A body is projected at an angle `theta` so that its range is maximum. If T is the time of flight then the value of maximum range is (acceleration due to gravity= g)

To find the maximum range of a body projected at an angle \( \theta \), we can follow these steps: ### Step 1: Understand the Range Formula The range \( R \) of a projectile is given by the formula: \[ R = \frac{u^2 \sin 2\theta}{g} \] where \( u \) is the initial velocity, \( g \) is the acceleration due to gravity, and \( \theta \) is the angle of projection. ### Step 2: Determine the Angle for Maximum Range The range is maximum when \( \theta = 45^\circ \).

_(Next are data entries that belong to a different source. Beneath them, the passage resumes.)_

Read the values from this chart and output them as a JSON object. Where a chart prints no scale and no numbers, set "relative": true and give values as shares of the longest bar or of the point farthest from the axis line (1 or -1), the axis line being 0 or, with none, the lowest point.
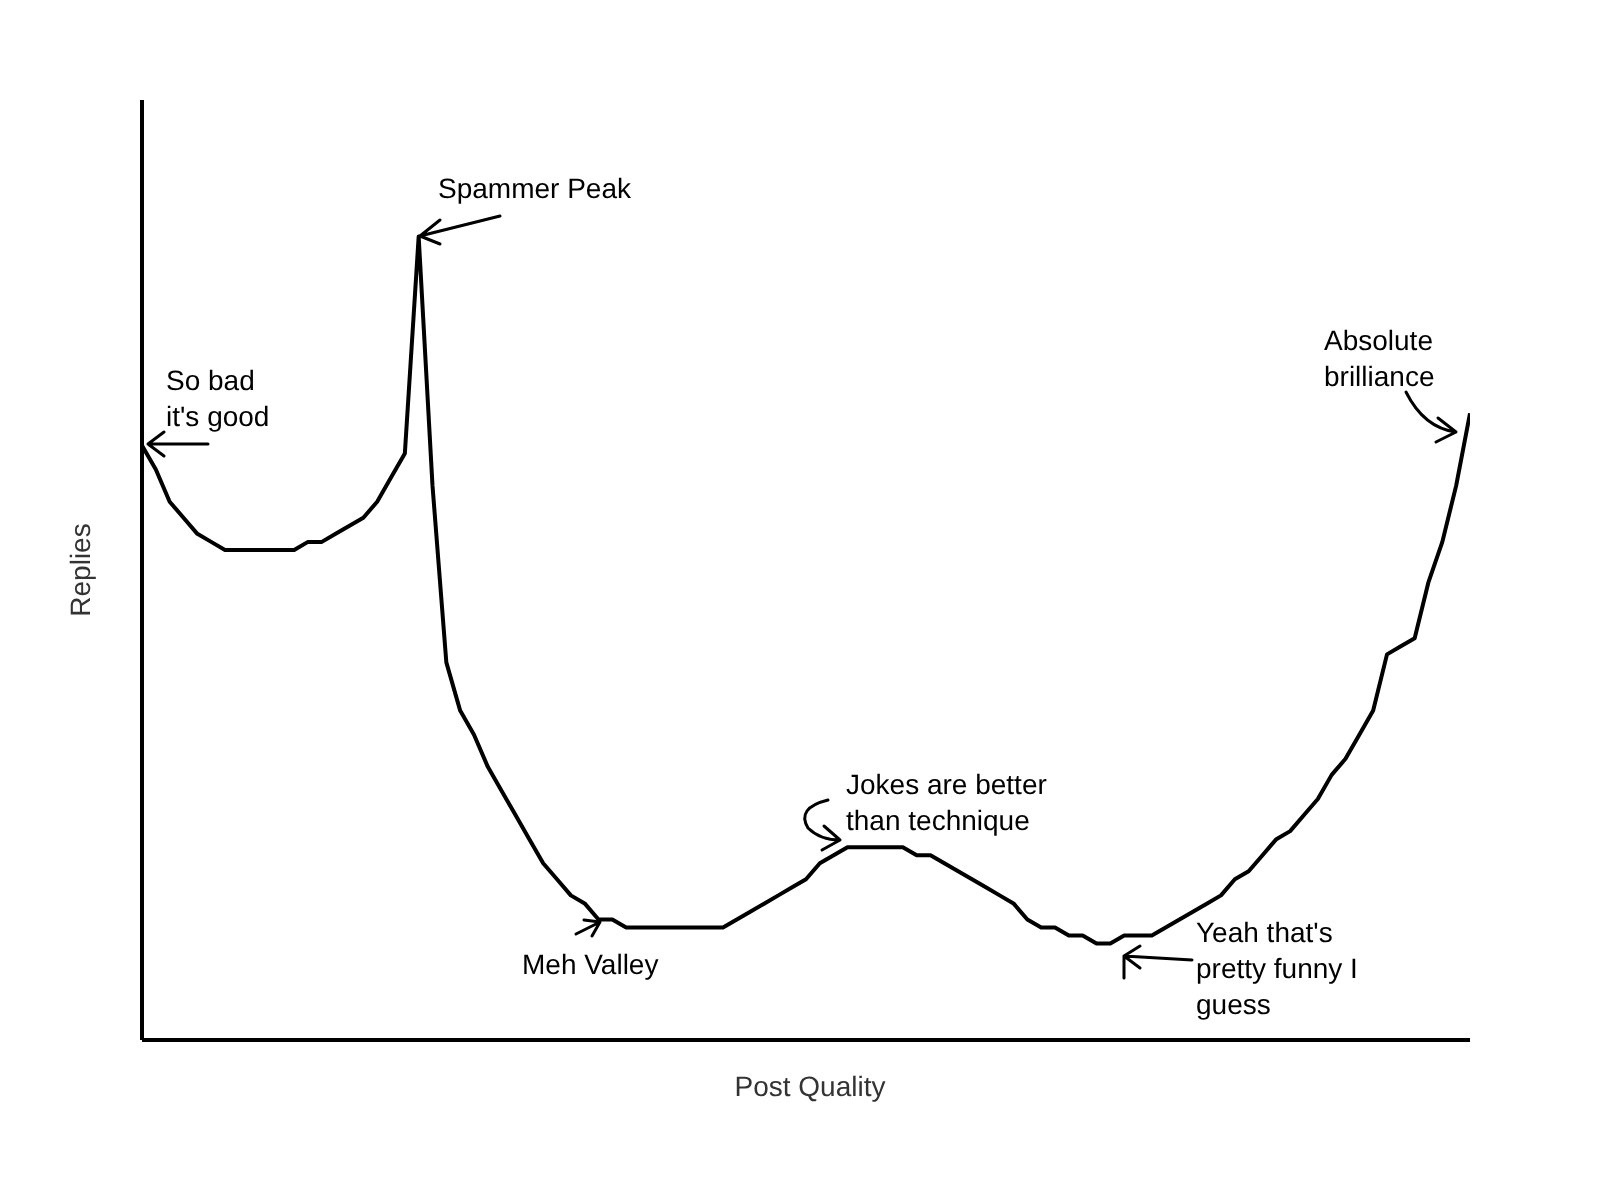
{
  "chart_data": {
    "type": "line",
    "xlabel": "Post Quality",
    "ylabel": "Replies",
    "relative": true,
    "color": "#000000",
    "categories": [
      null,
      null,
      null,
      null,
      null,
      null,
      null,
      null,
      null,
      null,
      null,
      null,
      null,
      null,
      null,
      null,
      null,
      null,
      null,
      null,
      null,
      null,
      null,
      null,
      null,
      null,
      null,
      null,
      null,
      null,
      null,
      null,
      null,
      null,
      null,
      null,
      null,
      null,
      null,
      null,
      null,
      null,
      null,
      null,
      null,
      null,
      null,
      null,
      null,
      null,
      null,
      null,
      null,
      null,
      null,
      null,
      null,
      null,
      null,
      null,
      null,
      null,
      null,
      null,
      null,
      null,
      null,
      null,
      null,
      null,
      null,
      null,
      null,
      null,
      null,
      null,
      null,
      null,
      null,
      null,
      null,
      null,
      null,
      null,
      null,
      null,
      null,
      null,
      null,
      null,
      null,
      null,
      null,
      null,
      null,
      null,
      null
    ],
    "values": [
      0.74,
      0.71,
      0.67,
      0.65,
      0.63,
      0.62,
      0.61,
      0.61,
      0.61,
      0.61,
      0.61,
      0.61,
      0.62,
      0.62,
      0.63,
      0.64,
      0.65,
      0.67,
      0.7,
      0.73,
      1.0,
      0.69,
      0.47,
      0.41,
      0.38,
      0.34,
      0.31,
      0.28,
      0.25,
      0.22,
      0.2,
      0.18,
      0.17,
      0.15,
      0.15,
      0.14,
      0.14,
      0.14,
      0.14,
      0.14,
      0.14,
      0.14,
      0.14,
      0.15,
      0.16,
      0.17,
      0.18,
      0.19,
      0.2,
      0.22,
      0.23,
      0.24,
      0.24,
      0.24,
      0.24,
      0.24,
      0.23,
      0.23,
      0.22,
      0.21,
      0.2,
      0.19,
      0.18,
      0.17,
      0.15,
      0.14,
      0.14,
      0.13,
      0.13,
      0.12,
      0.12,
      0.13,
      0.13,
      0.13,
      0.14,
      0.15,
      0.16,
      0.17,
      0.18,
      0.2,
      0.21,
      0.23,
      0.25,
      0.26,
      0.28,
      0.3,
      0.33,
      0.35,
      0.38,
      0.41,
      0.48,
      0.49,
      0.5,
      0.57,
      0.62,
      0.69,
      0.78
    ],
    "annotations": [
      "So bad it's good",
      "Spammer Peak",
      "Absolute brilliance",
      "Jokes are better than technique",
      "Meh Valley",
      "Yeah that's pretty funny I guess"
    ]
  }
}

At this angle: \[ \sin 2\theta = \sin 90^\circ = 1 \] Thus, the maximum range \( R_{\text{max}} \) can be simplified to: \[ R_{\text{max}} = \frac{u^2}{g} \] ### Step 3: Find the Time of Flight The time of flight \( T \) for a projectile is given by: \[ T = \frac{2u \sin \theta}{g} \] Substituting \( \theta = 45^\circ \): \[ T = \frac{2u \sin 45^\circ}{g} = \frac{2u \cdot \frac{1}{\sqrt{2}}}{g} = \frac{2u}{g\sqrt{2}} \] Rearranging this gives: \[ u = \frac{gT\sqrt{2}}{2} \] ### Step 4: Substitute \( u \) into the Maximum Range Formula Now substitute \( u \) back into the maximum range formula: \[ R_{\text{max}} = \frac{u^2}{g} \] Substituting \( u = \frac{gT\sqrt{2}}{2} \): \[ R_{\text{max}} = \frac{\left(\frac{gT\sqrt{2}}{2}\right)^2}{g} \] Calculating this gives: \[ R_{\text{max}} = \frac{g^2 T^2 \cdot 2}{4g} = \frac{gT^2}{2} \] ### Conclusion Thus, the value of the maximum range is: \[ R_{\text{max}} = \frac{gT^2}{2} \] ### Final Answer The correct option is \( \frac{gT^2}{2} \). ---